A small survey of 500 people in Istanbul conducted by Arti Bir Research last week showed nearly two thirds of residents oppose the project. Across the country, Turks are more equally divided, with 43% believing the canal will harm the environment and 40% who do not, according to a poll of 1,537 people conducted by Istanbul Economy Research. Only 36% believe the canal will contribute to Turkey’s economy, it showed.

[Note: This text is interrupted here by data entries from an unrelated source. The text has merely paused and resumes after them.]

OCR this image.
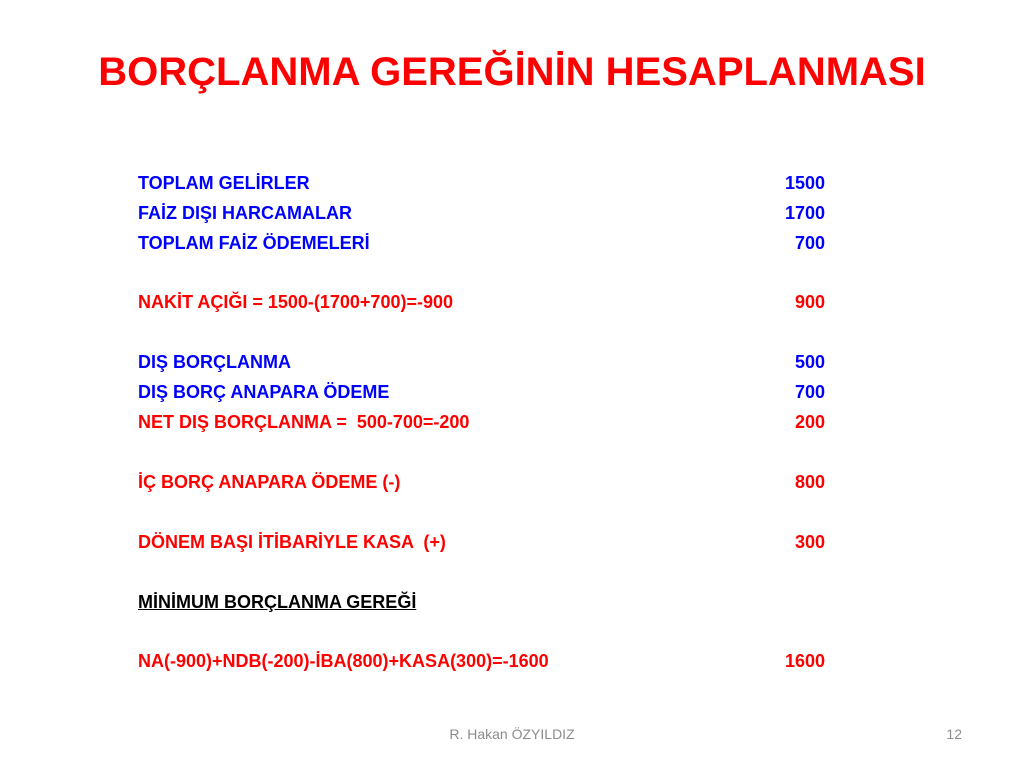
BORÇLANMA GEREĞİNİN HESAPLANMASI
TOPLAM GELİRLER	1500
FAİZ DIŞI HARCAMALAR	1700
TOPLAM FAİZ ÖDEMELERİ	700
NAKİT AÇIĞI = 1500-(1700+700)=-900	900
DIŞ BORÇLANMA	500
DIŞ BORÇ ANAPARA ÖDEME	700
NET DIŞ BORÇLANMA =  500-700=-200	200
İÇ BORÇ ANAPARA ÖDEME (-)	800
DÖNEM BAŞI İTİBARİYLE KASA  (+)	300
MİNİMUM BORÇLANMA GEREĞİ
NA(-900)+NDB(-200)-İBA(800)+KASA(300)=-1600	1600
R. Hakan ÖZYILDIZ	12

Imamoglu has pledged to “build bridges” with the government after a contentious election in which Erdogan’s party lost control of Istanbul and its $4 billion budget for the first time in a quarter century. The opposition candidate narrowly won an initial vote on March 31, and Erdogan forced a do-over election that Imamoglu then won by a record margin.

Imamoglu said his objections to Canal Istanbul were not politically motivated, but he did campaign against the government’s large-scale infrastructure projects and the patronage system they help sustain, said political scientist Edgar Sar, chairman of the IstanPol think tank.

“Imamoglu’s win was based on his ability to unify the opposition into a bloc against Erdogan. For him to continue his political career, he has to sustain and expand that bloc … or otherwise risk losing support for not speaking out against this project, which represents Erdogan,” Sar told Al-Monitor.

“Imamoglu’s harsh, bold stance carries risks, but it’s clear he sees this as an opportunity. With the economy in such bad shape and the environmental impact so severe, the project, which has a questionable rationale, appears to be one driven by Erdogan’s determination,” he said.

Indeed, opposition figures are lining up against the canal. Ahmet Davutoglu, Erdogan’s former prime minister who broke away to form a new party this month, said he had warned the president against the canal two years ago and that building it would undermine Turkey internationally. Another opposition leader has called for a public referendum.

A spokesman for the Peoples’ Democratic Party, parliament’s third-biggest party, said the project would incur a 100-billion-lira ($17-billion) tax bill for Turks. “Canal Istanbul is both an economic disaster as well as an ecologic disaster for society, mortgaging Turkey’s future,” Gunay Kubilay told reporters last week. “Handing over the country’s assets and resources to foreign capital will thrust Istanbul into a climate crisis and threaten lives.”

Erdogan has promised a tender for the construction in the coming weeks, and speculation is swirling that China will get it. Among the real estate speculators are members of the Qatari royal family, according to news reports.

It is unlikely Erdogan will abandon a dream project that carries geostrategic significance for Turkey, even if it lacks clear public support, said IstanPol’s Sar. “Erdogan has linked the survival of his administration to the canal’s construction, for both economic and political reasons,” he said. “Erdogan loves a good fight, it’s at the core of his politics. But he is not taking these risks for nothing.”